AI-Assisted Scientific Writing: From Literature Search to Publication

Dates

8-10 July 2025

To foster international participation, this course will be held online

 

Course overview

The rapid evolution of large language models (LLMs) and autonomous agents is transforming scientific writing — from literature search and synthesis to drafting, revision, and even peer review. This practical course provides researchers with hands-on experience in applying state-of-the-art AI tools to accelerate and enhance every stage of scientific writing.

Participants will explore the AI landscape, learn effective prompting strategies, and experiment with advanced multi-agent review workflows.

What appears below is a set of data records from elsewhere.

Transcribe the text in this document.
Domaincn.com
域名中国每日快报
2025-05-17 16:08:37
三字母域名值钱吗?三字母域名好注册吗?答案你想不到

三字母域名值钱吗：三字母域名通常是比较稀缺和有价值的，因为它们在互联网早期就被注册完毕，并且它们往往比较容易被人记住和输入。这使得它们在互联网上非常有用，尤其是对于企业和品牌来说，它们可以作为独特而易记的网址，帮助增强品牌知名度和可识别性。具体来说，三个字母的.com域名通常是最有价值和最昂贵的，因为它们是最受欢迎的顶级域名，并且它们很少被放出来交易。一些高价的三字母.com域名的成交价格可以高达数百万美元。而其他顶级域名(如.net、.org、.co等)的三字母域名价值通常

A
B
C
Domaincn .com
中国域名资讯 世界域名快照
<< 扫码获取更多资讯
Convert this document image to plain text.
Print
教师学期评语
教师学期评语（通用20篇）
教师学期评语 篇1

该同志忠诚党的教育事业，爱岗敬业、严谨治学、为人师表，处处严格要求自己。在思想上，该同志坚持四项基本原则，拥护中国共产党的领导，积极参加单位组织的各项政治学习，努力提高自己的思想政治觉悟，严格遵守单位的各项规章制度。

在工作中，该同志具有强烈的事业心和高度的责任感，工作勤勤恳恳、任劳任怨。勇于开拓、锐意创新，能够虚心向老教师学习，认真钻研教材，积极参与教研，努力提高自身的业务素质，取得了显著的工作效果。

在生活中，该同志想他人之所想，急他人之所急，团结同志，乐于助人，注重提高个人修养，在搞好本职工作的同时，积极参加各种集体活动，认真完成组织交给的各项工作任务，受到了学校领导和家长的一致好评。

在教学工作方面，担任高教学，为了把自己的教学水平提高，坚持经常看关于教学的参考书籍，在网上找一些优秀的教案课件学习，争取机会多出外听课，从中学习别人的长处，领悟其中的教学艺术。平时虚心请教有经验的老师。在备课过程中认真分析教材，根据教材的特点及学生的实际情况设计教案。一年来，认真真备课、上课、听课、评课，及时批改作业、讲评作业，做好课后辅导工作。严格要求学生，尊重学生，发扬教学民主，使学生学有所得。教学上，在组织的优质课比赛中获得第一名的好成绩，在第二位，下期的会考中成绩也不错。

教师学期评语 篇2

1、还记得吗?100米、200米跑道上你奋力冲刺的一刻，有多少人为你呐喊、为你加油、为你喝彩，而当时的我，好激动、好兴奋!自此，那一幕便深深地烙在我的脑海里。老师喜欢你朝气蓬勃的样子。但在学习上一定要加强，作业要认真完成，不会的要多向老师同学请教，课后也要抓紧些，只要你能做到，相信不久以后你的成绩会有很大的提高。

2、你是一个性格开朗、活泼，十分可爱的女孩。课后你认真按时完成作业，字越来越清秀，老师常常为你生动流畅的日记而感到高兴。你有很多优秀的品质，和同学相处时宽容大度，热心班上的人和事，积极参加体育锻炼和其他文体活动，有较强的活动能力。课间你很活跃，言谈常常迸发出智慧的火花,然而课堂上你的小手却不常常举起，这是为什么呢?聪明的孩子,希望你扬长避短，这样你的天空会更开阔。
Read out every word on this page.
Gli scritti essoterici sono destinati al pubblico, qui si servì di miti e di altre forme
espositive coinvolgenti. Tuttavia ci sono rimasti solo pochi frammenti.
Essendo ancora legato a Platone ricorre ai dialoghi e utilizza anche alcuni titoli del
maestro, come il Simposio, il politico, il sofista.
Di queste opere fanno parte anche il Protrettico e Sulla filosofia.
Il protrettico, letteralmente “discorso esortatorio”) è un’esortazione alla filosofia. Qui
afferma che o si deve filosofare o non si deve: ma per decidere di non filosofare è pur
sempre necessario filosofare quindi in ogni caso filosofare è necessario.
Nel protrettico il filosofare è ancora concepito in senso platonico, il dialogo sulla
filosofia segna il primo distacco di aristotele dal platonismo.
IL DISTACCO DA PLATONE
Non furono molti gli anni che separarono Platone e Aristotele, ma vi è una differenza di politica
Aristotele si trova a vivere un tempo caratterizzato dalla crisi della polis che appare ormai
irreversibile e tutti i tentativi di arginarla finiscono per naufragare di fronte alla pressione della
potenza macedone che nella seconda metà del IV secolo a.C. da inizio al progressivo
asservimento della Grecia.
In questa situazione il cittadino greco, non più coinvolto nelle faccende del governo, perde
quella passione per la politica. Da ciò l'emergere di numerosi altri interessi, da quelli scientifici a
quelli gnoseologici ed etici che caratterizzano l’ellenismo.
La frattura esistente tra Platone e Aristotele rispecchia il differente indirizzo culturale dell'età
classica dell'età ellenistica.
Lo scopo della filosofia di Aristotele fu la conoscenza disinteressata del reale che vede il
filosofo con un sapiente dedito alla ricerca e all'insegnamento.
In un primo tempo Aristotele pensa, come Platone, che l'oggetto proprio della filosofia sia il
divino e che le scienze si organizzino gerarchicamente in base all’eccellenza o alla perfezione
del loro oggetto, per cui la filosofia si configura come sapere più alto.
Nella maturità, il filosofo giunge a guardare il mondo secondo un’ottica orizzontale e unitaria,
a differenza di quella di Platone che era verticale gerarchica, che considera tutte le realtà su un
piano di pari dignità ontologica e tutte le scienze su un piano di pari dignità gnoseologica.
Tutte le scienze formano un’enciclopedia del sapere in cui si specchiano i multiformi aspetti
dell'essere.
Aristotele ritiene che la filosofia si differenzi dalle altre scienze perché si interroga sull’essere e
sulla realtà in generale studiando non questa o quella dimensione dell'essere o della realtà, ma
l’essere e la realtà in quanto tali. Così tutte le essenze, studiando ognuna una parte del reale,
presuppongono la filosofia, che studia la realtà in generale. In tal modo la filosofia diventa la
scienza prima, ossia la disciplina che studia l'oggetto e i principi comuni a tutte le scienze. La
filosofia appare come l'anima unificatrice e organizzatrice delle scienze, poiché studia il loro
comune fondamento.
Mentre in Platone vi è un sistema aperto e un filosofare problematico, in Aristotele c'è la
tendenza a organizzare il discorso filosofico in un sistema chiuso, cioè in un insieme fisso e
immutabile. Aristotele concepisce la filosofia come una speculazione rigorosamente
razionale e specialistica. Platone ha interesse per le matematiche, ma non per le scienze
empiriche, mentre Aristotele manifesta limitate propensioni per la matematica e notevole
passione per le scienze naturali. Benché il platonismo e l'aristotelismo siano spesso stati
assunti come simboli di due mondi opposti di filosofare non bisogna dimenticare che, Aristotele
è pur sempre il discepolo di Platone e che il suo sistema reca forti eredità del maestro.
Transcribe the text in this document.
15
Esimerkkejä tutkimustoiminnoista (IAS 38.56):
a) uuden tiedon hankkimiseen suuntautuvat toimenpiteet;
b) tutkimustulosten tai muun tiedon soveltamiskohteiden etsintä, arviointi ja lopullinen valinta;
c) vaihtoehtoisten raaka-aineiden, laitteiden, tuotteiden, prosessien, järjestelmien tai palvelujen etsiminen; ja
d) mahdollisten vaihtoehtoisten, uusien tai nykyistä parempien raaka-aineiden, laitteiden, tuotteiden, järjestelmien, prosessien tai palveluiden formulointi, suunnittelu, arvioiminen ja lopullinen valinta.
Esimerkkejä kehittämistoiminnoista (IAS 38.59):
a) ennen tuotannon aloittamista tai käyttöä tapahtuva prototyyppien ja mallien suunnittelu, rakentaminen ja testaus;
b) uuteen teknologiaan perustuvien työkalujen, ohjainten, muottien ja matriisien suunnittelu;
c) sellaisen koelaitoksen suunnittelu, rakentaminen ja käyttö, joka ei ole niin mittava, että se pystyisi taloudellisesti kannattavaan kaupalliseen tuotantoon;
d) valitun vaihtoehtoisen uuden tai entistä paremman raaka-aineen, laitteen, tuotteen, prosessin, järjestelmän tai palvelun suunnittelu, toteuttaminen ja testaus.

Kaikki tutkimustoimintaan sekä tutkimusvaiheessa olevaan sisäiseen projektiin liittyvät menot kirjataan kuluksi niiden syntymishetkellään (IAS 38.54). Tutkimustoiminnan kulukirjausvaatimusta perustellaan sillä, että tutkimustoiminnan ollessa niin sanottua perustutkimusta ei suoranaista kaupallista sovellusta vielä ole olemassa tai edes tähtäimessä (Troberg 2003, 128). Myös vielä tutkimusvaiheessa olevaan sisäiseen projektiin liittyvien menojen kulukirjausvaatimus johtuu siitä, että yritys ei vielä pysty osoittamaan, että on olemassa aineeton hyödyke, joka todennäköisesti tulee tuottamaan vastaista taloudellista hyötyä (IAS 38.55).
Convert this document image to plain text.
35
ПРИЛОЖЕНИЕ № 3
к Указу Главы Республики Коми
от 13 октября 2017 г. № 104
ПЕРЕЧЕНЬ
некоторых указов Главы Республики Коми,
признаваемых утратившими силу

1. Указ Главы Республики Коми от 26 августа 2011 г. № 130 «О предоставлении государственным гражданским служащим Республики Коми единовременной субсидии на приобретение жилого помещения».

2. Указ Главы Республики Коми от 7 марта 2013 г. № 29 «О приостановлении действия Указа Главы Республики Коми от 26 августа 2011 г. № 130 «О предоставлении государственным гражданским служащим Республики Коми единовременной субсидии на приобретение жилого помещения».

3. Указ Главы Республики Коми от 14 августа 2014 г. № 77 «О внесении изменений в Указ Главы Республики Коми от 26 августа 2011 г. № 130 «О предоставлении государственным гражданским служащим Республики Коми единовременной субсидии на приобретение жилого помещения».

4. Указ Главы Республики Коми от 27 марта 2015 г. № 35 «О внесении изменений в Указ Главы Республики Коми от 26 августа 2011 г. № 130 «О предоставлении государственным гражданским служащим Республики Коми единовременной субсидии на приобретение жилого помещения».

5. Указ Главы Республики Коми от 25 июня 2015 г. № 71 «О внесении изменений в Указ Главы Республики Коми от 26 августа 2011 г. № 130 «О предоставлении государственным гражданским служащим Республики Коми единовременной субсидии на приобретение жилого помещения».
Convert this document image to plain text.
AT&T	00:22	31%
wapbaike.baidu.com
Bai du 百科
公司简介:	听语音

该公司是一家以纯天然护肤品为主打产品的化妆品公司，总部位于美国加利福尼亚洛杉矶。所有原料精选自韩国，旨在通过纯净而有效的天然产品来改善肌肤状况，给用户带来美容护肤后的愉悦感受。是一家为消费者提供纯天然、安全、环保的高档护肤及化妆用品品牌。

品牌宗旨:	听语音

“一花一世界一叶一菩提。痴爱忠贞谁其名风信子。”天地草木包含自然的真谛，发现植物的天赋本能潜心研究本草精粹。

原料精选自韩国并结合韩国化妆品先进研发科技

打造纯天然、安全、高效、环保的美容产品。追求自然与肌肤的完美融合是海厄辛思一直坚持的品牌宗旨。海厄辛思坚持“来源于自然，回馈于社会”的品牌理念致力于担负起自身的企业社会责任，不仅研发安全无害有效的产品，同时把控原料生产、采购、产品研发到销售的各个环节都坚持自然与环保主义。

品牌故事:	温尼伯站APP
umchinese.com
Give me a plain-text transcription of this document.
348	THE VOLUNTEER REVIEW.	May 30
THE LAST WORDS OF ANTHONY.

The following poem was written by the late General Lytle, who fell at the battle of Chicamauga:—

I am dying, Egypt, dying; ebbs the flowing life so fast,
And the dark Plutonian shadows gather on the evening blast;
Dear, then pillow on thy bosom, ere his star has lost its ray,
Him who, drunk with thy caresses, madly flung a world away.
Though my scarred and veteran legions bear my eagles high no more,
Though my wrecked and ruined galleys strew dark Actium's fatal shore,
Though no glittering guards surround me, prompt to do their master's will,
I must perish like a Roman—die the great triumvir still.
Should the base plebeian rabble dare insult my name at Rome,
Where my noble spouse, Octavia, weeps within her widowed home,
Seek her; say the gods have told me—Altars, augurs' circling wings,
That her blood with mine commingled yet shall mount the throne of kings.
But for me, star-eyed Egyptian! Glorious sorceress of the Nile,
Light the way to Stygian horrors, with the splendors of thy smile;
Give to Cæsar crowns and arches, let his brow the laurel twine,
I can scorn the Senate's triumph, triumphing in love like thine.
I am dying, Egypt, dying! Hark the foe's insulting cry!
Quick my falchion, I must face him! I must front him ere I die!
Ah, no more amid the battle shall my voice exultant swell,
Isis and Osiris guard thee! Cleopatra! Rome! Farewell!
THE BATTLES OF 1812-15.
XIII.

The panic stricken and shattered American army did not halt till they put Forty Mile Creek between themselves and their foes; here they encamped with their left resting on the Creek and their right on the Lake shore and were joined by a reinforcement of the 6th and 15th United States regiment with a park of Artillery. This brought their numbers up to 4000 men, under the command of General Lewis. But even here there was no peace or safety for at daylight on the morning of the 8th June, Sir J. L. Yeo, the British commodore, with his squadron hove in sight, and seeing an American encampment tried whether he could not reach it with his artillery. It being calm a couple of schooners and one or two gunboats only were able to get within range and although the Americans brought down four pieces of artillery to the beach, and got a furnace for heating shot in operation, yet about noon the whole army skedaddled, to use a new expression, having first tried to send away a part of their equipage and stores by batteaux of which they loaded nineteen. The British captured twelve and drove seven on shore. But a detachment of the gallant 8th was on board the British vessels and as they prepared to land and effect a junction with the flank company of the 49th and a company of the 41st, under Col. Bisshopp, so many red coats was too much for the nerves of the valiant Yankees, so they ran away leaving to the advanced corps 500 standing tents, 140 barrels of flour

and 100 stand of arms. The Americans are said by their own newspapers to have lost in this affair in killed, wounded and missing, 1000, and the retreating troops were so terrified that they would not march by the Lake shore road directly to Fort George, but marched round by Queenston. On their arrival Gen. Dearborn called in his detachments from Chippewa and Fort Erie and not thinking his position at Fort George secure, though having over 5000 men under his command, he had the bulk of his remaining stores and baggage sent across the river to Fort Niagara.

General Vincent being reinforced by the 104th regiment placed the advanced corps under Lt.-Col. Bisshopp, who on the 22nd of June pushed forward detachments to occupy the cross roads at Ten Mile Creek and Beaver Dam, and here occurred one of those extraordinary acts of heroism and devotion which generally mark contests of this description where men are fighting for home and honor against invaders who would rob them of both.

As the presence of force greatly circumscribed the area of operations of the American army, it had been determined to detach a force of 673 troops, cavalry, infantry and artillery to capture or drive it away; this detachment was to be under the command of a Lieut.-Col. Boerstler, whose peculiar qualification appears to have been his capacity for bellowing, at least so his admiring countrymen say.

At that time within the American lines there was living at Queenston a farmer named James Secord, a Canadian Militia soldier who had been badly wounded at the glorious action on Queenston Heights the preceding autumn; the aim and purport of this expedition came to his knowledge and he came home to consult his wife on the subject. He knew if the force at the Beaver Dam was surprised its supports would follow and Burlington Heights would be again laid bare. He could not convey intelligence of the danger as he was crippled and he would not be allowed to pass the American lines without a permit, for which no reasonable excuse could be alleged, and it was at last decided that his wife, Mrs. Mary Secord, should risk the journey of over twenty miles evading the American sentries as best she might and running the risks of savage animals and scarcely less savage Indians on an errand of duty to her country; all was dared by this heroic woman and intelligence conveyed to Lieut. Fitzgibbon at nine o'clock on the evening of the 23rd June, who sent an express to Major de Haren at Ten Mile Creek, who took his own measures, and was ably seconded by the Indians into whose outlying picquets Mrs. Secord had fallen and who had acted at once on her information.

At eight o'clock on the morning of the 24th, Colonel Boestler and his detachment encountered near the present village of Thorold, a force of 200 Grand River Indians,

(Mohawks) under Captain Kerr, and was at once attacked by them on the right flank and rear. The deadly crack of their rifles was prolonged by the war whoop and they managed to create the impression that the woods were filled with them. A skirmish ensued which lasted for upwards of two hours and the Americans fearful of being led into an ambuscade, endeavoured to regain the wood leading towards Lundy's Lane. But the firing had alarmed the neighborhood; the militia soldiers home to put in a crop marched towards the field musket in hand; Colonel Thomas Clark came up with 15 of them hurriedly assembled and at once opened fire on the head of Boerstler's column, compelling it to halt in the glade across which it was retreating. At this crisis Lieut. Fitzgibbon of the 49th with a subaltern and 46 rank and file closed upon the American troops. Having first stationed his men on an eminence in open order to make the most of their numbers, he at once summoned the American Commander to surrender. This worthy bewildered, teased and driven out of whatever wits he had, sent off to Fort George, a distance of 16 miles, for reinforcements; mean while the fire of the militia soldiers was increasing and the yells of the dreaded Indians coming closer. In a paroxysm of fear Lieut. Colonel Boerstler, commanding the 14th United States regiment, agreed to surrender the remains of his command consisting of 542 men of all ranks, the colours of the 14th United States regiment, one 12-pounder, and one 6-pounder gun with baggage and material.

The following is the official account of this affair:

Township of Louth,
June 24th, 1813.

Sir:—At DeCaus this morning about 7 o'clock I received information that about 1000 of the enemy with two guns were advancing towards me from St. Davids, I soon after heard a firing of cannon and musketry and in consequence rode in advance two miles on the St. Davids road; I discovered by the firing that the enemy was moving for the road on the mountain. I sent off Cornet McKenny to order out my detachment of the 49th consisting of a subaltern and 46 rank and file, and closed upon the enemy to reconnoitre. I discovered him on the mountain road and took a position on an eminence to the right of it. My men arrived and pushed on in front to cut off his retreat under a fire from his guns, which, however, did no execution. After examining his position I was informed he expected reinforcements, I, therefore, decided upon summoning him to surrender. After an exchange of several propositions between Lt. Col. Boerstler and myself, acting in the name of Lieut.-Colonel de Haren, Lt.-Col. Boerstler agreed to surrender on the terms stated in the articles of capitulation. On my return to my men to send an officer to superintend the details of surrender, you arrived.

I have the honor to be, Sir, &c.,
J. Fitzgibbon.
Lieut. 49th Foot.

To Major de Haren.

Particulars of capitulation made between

Through guided exercises, they will build reproducible and auditable AI workflows, critically evaluate AI-generated content, and draft sections of their own papers using cutting-edge tools.

 

Target Audience

1.  Researchers familiar with basic scientific writing in English

  • 2. No coding background required

  • 3.  Free, browser-based tools (ChatGPT or Claude account recommended)


Learning outcomes

  • Accelerate literature review and drafting using state-of-the-art LLMs and autonomous agents
  • Design reproducible, auditable AI workflows for scientific writing and peer review
  • Critically evaluate AI-generated content for accuracy, ethics, and transparency

Instructor resources provided to participants

  1. Slide deck summarising AI taxonomy, latest model capabilities and tool-selection heuristics.
  2. Colab notebooks for the Deep Research and Agentic Paper exercises.
  3. Pre-course survey template and post-course reference pack.

 

Session content

Day1 - 1-4 PM Berlin time

 

 

Focus: Evolution to transformer era, taxonomy of symbolic AI → generative AI, responsible use, data-privacy checkpoints

 

Hands-on components & key take-aways:  Prompt lab: simple vs. JSON-structured prompts to build a manuscript outline

 

 

 

Day2 1-4 PM Berlin time

 

 

Focus: Prompt patterns for coherent sections, integrating domain data & statistics, collaborative workflows; overview of 2025 LLM advances (o3, Claude 4, Gemini 2.5, DeepSeek R1)

 

Hands-on components & key take-aways:  Participants draft a section of their own paper; Deep Research demo – automatic search → reading → synthesis of hundreds of sources in minutes

 

 

 

Day3 1-4 PM Berlin time

 

Focus: Fact-checking, citation control, hallucination mitigation; multi-agent review concepts (MARG architecture)

 

Hands-on components & key take-aways:  Guided run of Agentic Paper (https://github.com/albertogerli/Agentic_Paper): each attendee launches the pipeline on a short manuscript and analyses the specialised reviewers’ reports


COst overview

 

Package 1

 

 

 

195 €

 

 

 

 

 

 

 

 

 


Cancellation Policy:

 

> 30  days before the start date = 30% cancellation fee

< 30 days before the start date= No Refund.

 

Physalia-courses cannot be held responsible for any travel fees, accommodation or other expenses incurred to you as a result of the cancellation.